Label noise poses an important challenge in machine learning, especially in deep learning, in which large models with high expressive power dominate the field. Models of that kind are prone to memorizing incorrect labels, thereby harming generalization performance. Many methods have been proposed to address this problem, including robust loss functions and more complex label correction approaches. Robust loss functions are appealing due to their simplicity, but typically lack flexibility, while label correction usually adds substantial complexity to the training setup. In this paper, we suggest to address the shortcomings of both methodologies by "ambiguating" the target information, adding additional, complementary candidate labels in case the learner is not sufficiently convinced of the observed training label. More precisely, we leverage the framework of so-called superset learning to construct set-valued targets based on a confidence threshold, which deliver imprecise yet more reliable beliefs about the ground-truth, effectively helping the learner to suppress the memorization effect. In an extensive empirical evaluation, our method demonstrates favorable learning behavior on synthetic and real-world noise, confirming the effectiveness in detecting and correcting erroneous training labels.

Figures (4)

• Figure 1: For ResNet34 models trained with cross-entropy on CIFAR-10 with 25 % of corrupted instances (averaged over five seeds), the left plot shows the fractions of examples that are correctly classified, whose corrupted training label are memorized, or incorrectly classified with a label other than the ground-truth or training label, confirming the result in Liu2020EarlyLearningRP. The right plot illustrates the predicted probability magnitudes for clean or noisy labels.

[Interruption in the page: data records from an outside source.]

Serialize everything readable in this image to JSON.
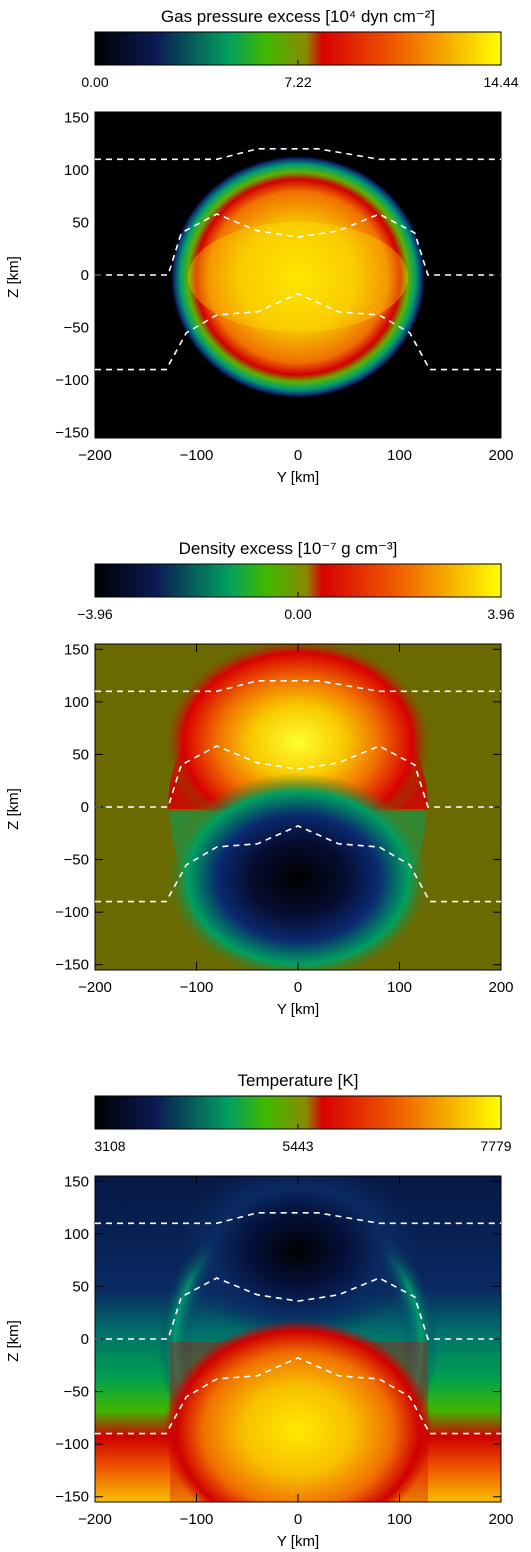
{
  "chart_data": [
    {
      "type": "heatmap",
      "title": "Gas pressure excess [10⁴ dyn cm⁻²]",
      "colorbar_ticks": [
        "0.00",
        "7.22",
        "14.44"
      ],
      "colorbar_range": [
        0.0,
        14.44
      ],
      "xlabel": "Y [km]",
      "ylabel": "Z [km]",
      "xlim": [
        -200,
        200
      ],
      "ylim": [
        -155,
        155
      ],
      "xticks": [
        "−200",
        "−100",
        "0",
        "100",
        "200"
      ],
      "yticks": [
        "−150",
        "−100",
        "−50",
        "0",
        "50",
        "100",
        "150"
      ],
      "background": "#000000",
      "blob": {
        "center": [
          0,
          0
        ],
        "radius_y": 128,
        "radius_z": 120,
        "peak": 13.8
      },
      "contours_overlay": true
    },
    {
      "type": "heatmap",
      "title": "Density excess [10⁻⁷ g cm⁻³]",
      "colorbar_ticks": [
        "−3.96",
        "0.00",
        "3.96"
      ],
      "colorbar_range": [
        -3.96,
        3.96
      ],
      "xlabel": "Y [km]",
      "ylabel": "Z [km]",
      "xlim": [
        -200,
        200
      ],
      "ylim": [
        -155,
        155
      ],
      "xticks": [
        "−200",
        "−100",
        "0",
        "100",
        "200"
      ],
      "yticks": [
        "−150",
        "−100",
        "−50",
        "0",
        "50",
        "100",
        "150"
      ],
      "background": "#6b6a00",
      "blob": {
        "upper_peak": 3.8,
        "upper_center": [
          0,
          65
        ],
        "lower_peak": -3.9,
        "lower_center": [
          0,
          -65
        ]
      },
      "contours_overlay": true
    },
    {
      "type": "heatmap",
      "title": "Temperature [K]",
      "colorbar_ticks": [
        "3108",
        "5443",
        "7779"
      ],
      "colorbar_range": [
        3108,
        7779
      ],
      "xlabel": "Y [km]",
      "ylabel": "Z [km]",
      "xlim": [
        -200,
        200
      ],
      "ylim": [
        -155,
        155
      ],
      "xticks": [
        "−200",
        "−100",
        "0",
        "100",
        "200"
      ],
      "yticks": [
        "−150",
        "−100",
        "−50",
        "0",
        "50",
        "100",
        "150"
      ],
      "background": "vertical gradient: hot at bottom, cool at top",
      "contours_overlay": true
    }
  ],
  "contours": [
    [
      [
        -200,
        110
      ],
      [
        -80,
        110
      ],
      [
        -40,
        120
      ],
      [
        20,
        120
      ],
      [
        80,
        110
      ],
      [
        200,
        110
      ]
    ],
    [
      [
        -200,
        0
      ],
      [
        -128,
        0
      ],
      [
        -115,
        40
      ],
      [
        -80,
        58
      ],
      [
        -40,
        42
      ],
      [
        0,
        36
      ],
      [
        40,
        42
      ],
      [
        80,
        58
      ],
      [
        115,
        40
      ],
      [
        128,
        0
      ],
      [
        200,
        0
      ]
    ],
    [
      [
        -200,
        -90
      ],
      [
        -130,
        -90
      ],
      [
        -110,
        -55
      ],
      [
        -80,
        -38
      ],
      [
        -40,
        -35
      ],
      [
        0,
        -18
      ],
      [
        40,
        -35
      ],
      [
        80,
        -38
      ],
      [
        110,
        -55
      ],
      [
        130,
        -90
      ],
      [
        200,
        -90
      ]
    ]
  ],
  "colormap": [
    "#000000",
    "#102060",
    "#008c3c",
    "#4cc000",
    "#8a8a00",
    "#d40000",
    "#f06000",
    "#f8b000",
    "#ffff00"
  ]
}
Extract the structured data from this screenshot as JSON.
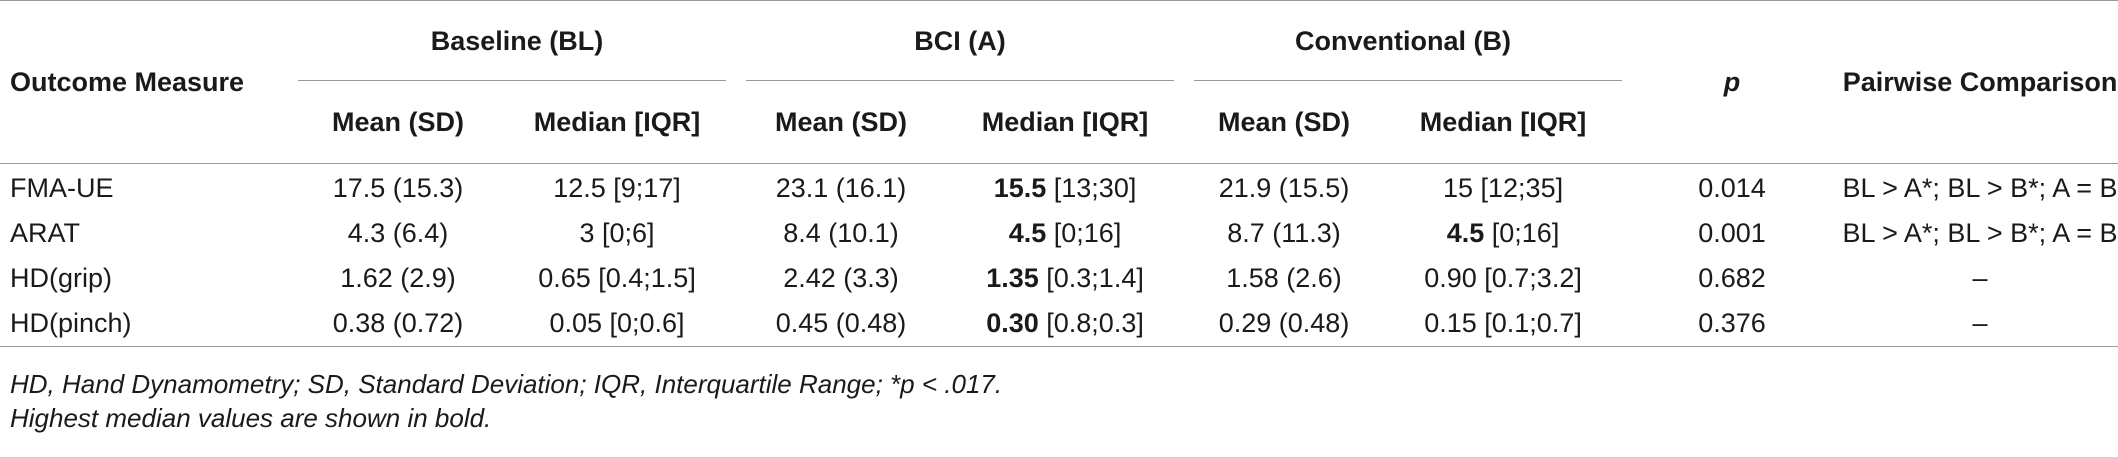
{
  "table": {
    "col_outcome": "Outcome Measure",
    "groups": [
      {
        "label": "Baseline (BL)"
      },
      {
        "label": "BCI (A)"
      },
      {
        "label": "Conventional (B)"
      }
    ],
    "col_p": "p",
    "col_pairwise": "Pairwise Comparison",
    "sub_headers": [
      "Mean (SD)",
      "Median [IQR]",
      "Mean (SD)",
      "Median [IQR]",
      "Mean (SD)",
      "Median [IQR]"
    ],
    "rows": [
      {
        "measure": "FMA-UE",
        "bl_mean": "17.5 (15.3)",
        "bl_median": "12.5",
        "bl_iqr": " [9;17]",
        "a_mean": "23.1 (16.1)",
        "a_median": "15.5",
        "a_iqr": " [13;30]",
        "b_mean": "21.9 (15.5)",
        "b_median": "15",
        "b_iqr": " [12;35]",
        "p": "0.014",
        "pairwise": "BL > A*; BL > B*; A = B"
      },
      {
        "measure": "ARAT",
        "bl_mean": "4.3 (6.4)",
        "bl_median": "3",
        "bl_iqr": " [0;6]",
        "a_mean": "8.4 (10.1)",
        "a_median": "4.5",
        "a_iqr": " [0;16]",
        "b_mean": "8.7 (11.3)",
        "b_median": "4.5",
        "b_iqr": " [0;16]",
        "p": "0.001",
        "pairwise": "BL > A*; BL > B*; A = B"
      },
      {
        "measure": "HD(grip)",
        "bl_mean": "1.62 (2.9)",
        "bl_median": "0.65",
        "bl_iqr": " [0.4;1.5]",
        "a_mean": "2.42 (3.3)",
        "a_median": "1.35",
        "a_iqr": " [0.3;1.4]",
        "b_mean": "1.58 (2.6)",
        "b_median": "0.90",
        "b_iqr": " [0.7;3.2]",
        "p": "0.682",
        "pairwise": "–"
      },
      {
        "measure": "HD(pinch)",
        "bl_mean": "0.38 (0.72)",
        "bl_median": "0.05",
        "bl_iqr": " [0;0.6]",
        "a_mean": "0.45 (0.48)",
        "a_median": "0.30",
        "a_iqr": " [0.8;0.3]",
        "b_mean": "0.29 (0.48)",
        "b_median": "0.15",
        "b_iqr": " [0.1;0.7]",
        "p": "0.376",
        "pairwise": "–"
      }
    ]
  },
  "notes": {
    "line1": "HD, Hand Dynamometry; SD, Standard Deviation; IQR, Interquartile Range; *p < .017.",
    "line2": "Highest median values are shown in bold."
  },
  "bold_cells": {
    "FMA-UE": [
      "a_median"
    ],
    "ARAT": [
      "a_median",
      "b_median"
    ],
    "HD(grip)": [
      "a_median"
    ],
    "HD(pinch)": [
      "a_median"
    ]
  }
}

• Figure 2: Learned feature representations of the training instances observed at the penultimate layer a MLP comprising an encoder and a classification head at different stages in the training. The data consists of correctly (blue or green resp.) and incorrectly (red) labeled images of zeros and ones from MNIST. The dashed line depicts the linear classifier.
• Figure 3: A barycentric visualization of the confidence-thresholded ambiguation for a corrupt training label $y_1$ and a ground-truth $y_2$ in the target space $\mathcal{Y} = \{y_1, y_2, y_3\}$: Starting from a credal set $\mathcal{Q}$ centered at $p_{y_1}$ (left plot), the prediction $\widehat{p}$ predicts a probability mass greater than $\beta$ for $y_2$. Consequently, full possibility is assigned to $y_2$, leading to $\mathcal{Q}$ as shown to the right.
• Figure 4: The top plot shows the fraction of mislabeled training instances for which the models predict the ground-truth (blue), the wrong training label (orange) or a different label (green). The middle and bottom plots show the credal set size and validity respectively. All plots are averaged over the five runs on CIFAR-10 with 50 % synthetic symmetric noise.